Utrecht, Madrid, Istanbul, Milano, Berlino, Parigi, Tokyo, Rimini, Londra, Francoforte, Barcellona, San Paolo, Singapore, Cannes, Monaco di Baviera, Bergamo, Padova, Misano, Parma, Dusseldorf, Misterbianco, Milano, Matera, Palermo. Sono queste, in ordine di calendario, le città che organizzeranno fiere di carattere nazionale e internazionale a cui la Regione Siciliana parteciperà nel corso del 2026.
L’elenco è stato ufficializzato e inserito nel Piano operativo annuale approvato a fine dicembre scorso dall’assessora Elvira Amata e rientra tra le iniziative che il governo Schifani, dal suo insediamento, porta avanti per promuovere la Sicilia.
L’argomento, che di per sé potrebbe interessare soltanto gli addetti ai lavori, è finito negli ultimi anni al centro di polemiche e carte giudiziarie. A partire dal caso Cannes, da cui sono partite le attenzioni investigative che, a strascico, si sono soffermate sugli ambienti di Fratelli d’Italia tirando poi direttamente in ballo – per altre vicende – l’assessora al Turismo Elvira Amata e il presidente dell’Ars Gaetano Galvagno, entrambi in procinto di presentarsi nelle aule del tribunale di Palermo per affrontare i rispettivi processi (Galvagno ha chiesto il giudizio immediato, Amata attende di conoscere l’esito dell’udienza preliminare, ndr).
Confermata presenza alla Bit
Nella giornata di venerdì il dipartimento regionale al Turismo ha pubblicato due decreti riguardanti gli affidamenti ai soggetti che forniranno gli spazi espositivi per una serie di eventi che si terranno nel primo semestre dell’anno. Il governo, nell’ambito delle misure di sostegno alla crescita sui mercati internazionali, ha previsto di spendere, per il triennio 2024-2026, sette milioni di euro attingendo dai fondi del Pr Fesr 2021-2027. Per l’anno in corso la somma destinata è di due milioni.
Prossima a essere inaugurata è la nuova edizione della Borsa internazionale del turismo (Bit), che si terrà a Milano dal 10 al 12 febbraio.
Così come accaduto negli anni scorsi, la Regione sarà presente con un proprio spazio. Per assicurarsi 1100 metri quadrati e i servizi connessi, l’assessorato spenderà 294.118 euro. A incassare la somma sarà Fiera Milano Spa, che ha presentato un ribasso di poco superiore ai cento euro rispetto al quadro economico approvato dagli uffici.
L’intermediazione di Enit
All’orizzonte per la Regione ci sono anche diversi appuntamenti fuori dai confini nazionali.

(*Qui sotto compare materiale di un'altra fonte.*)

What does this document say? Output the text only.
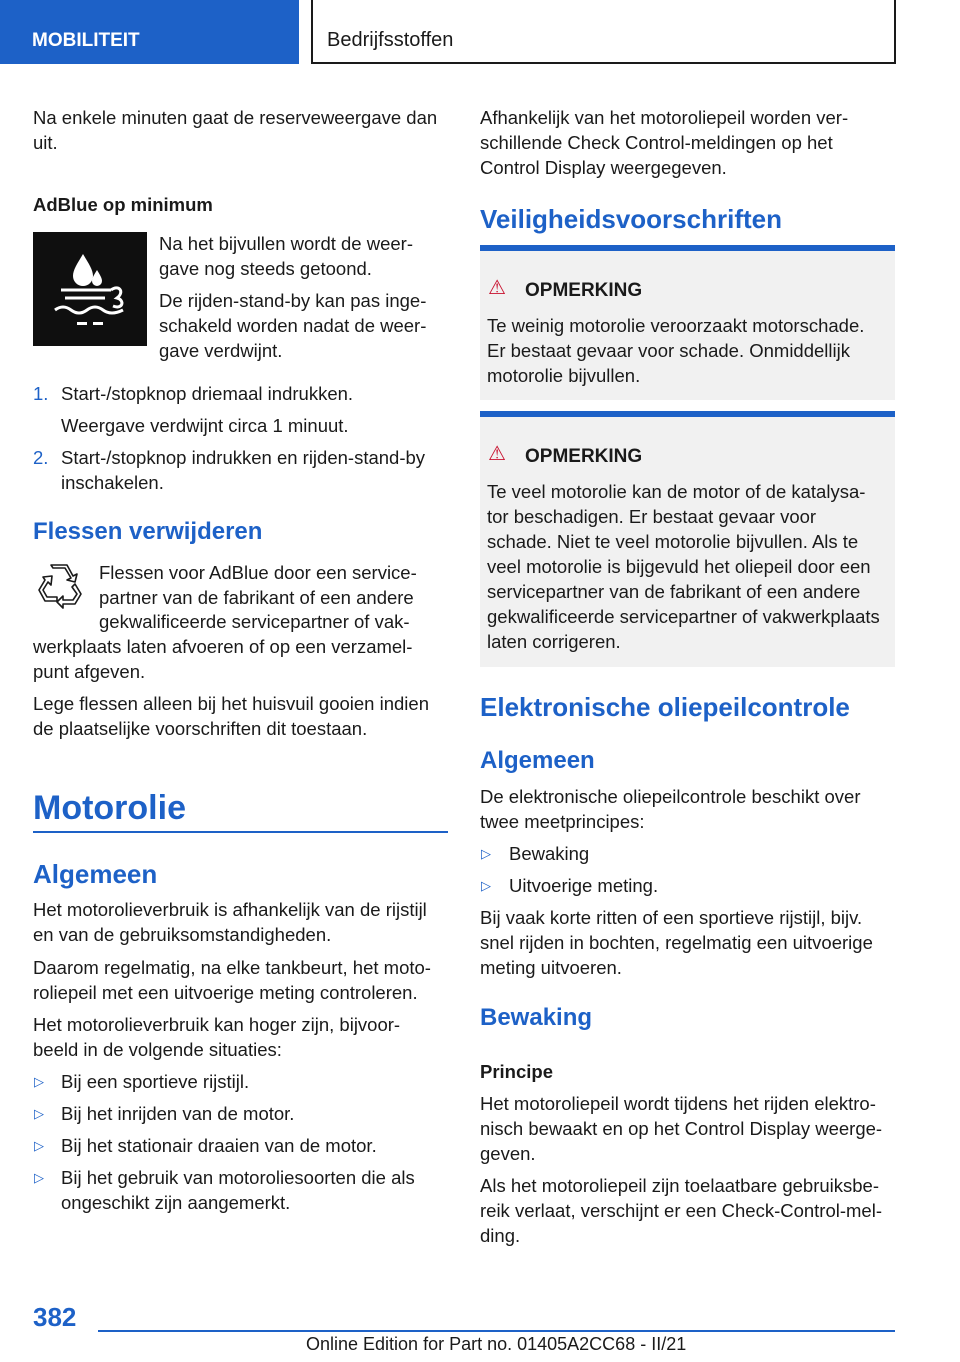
MOBILITEIT	Bedrijfsstoffen
Na enkele minuten gaat de reserveweergave dan
uit.
AdBlue op minimum
Na het bijvullen wordt de weer-
gave nog steeds getoond.
De rijden-stand-by kan pas inge-
schakeld worden nadat de weer-
gave verdwijnt.
1. Start-/stopknop driemaal indrukken.
Weergave verdwijnt circa 1 minuut.
2. Start-/stopknop indrukken en rijden-stand-by
inschakelen.
Flessen verwijderen
Flessen voor AdBlue door een service-
partner van de fabrikant of een andere
gekwalificeerde servicepartner of vak-
werkplaats laten afvoeren of op een verzamel-
punt afgeven.
Lege flessen alleen bij het huisvuil gooien indien
de plaatselijke voorschriften dit toestaan.
Motorolie
Algemeen
Het motorolieverbruik is afhankelijk van de rijstijl
en van de gebruiksomstandigheden.
Daarom regelmatig, na elke tankbeurt, het moto-
roliepeil met een uitvoerige meting controleren.
Het motorolieverbruik kan hoger zijn, bijvoor-
beeld in de volgende situaties:
▷ Bij een sportieve rijstijl.
▷ Bij het inrijden van de motor.
▷ Bij het stationair draaien van de motor.
▷ Bij het gebruik van motoroliesoorten die als
ongeschikt zijn aangemerkt.
Afhankelijk van het motoroliepeil worden ver-
schillende Check Control-meldingen op het
Control Display weergegeven.
Veiligheidsvoorschriften
⚠ OPMERKING
Te weinig motorolie veroorzaakt motorschade.
Er bestaat gevaar voor schade. Onmiddellijk
motorolie bijvullen.
⚠ OPMERKING
Te veel motorolie kan de motor of de katalysa-
tor beschadigen. Er bestaat gevaar voor
schade. Niet te veel motorolie bijvullen. Als te
veel motorolie is bijgevuld het oliepeil door een
servicepartner van de fabrikant of een andere
gekwalificeerde servicepartner of vakwerkplaats
laten corrigeren.
Elektronische oliepeilcontrole
Algemeen
De elektronische oliepeilcontrole beschikt over
twee meetprincipes:
▷ Bewaking
▷ Uitvoerige meting.
Bij vaak korte ritten of een sportieve rijstijl, bijv.
snel rijden in bochten, regelmatig een uitvoerige
meting uitvoeren.
Bewaking
Principe
Het motoroliepeil wordt tijdens het rijden elektro-
nisch bewaakt en op het Control Display weerge-
geven.
Als het motoroliepeil zijn toelaatbare gebruiksbe-
reik verlaat, verschijnt er een Check-Control-mel-
ding.
382
Online Edition for Part no. 01405A2CC68 - II/21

La lista la si ricava da un altro decreto firmato ieri dalla dirigente generale Maria Concetta Antinoro: la Emitt di Istanbul, la Free a Monaco, l’Itb di Berlino, l’Iltm Latin America di San Paolo, in Brasile, e poi l’Imex di Francoforte e infine l’Iltm Asia Pacific, che si terrà a Singapore.
In totale la Regione spenderà 322mila euro. La somma rappresenta il preventivo presentato da Enit, società che dall’anno scorso è diventata Spa e che lavora a fianco del ministero del Turismo per promuovere l’immagine dell’Italia all’estero, passando anche dal coinvolgimento delle Regioni. “Realizza strategie promozionali nazionali e internazionali, supporta le imprese nella commercializzazione dei servizi turistici e integra le produzioni di qualità di altri settori economici, culturali e ambientali, in accordo con le direttive del ministero”, si legge sul sito istituzionale.
Anche di Enit si parla nelle carte dell’inchiesta su Amata, Galvagno e il giro di persone che, secondo la procura, avrebbe beneficiato della sfera d’influenza dei big di Fratelli d’Italia.
Nel caso specifico, a cercare di entrare in contatto con Enit, dove all’epoca dei fatti a svolgere il ruolo di consigliere era Sandro Pappalardo, ex assessore regionale del governo Musumeci, era stata Mariana Amato, organizzatrice di eventi che sarebbe stata in contatto, oltre che con Galvagno, anche con il parlamentare Manlio Messina. Amato avrebbe cercato un gancio in Enit nell’ambito delle iniziative organizzate attorno alla nave Amerigo Vespucci.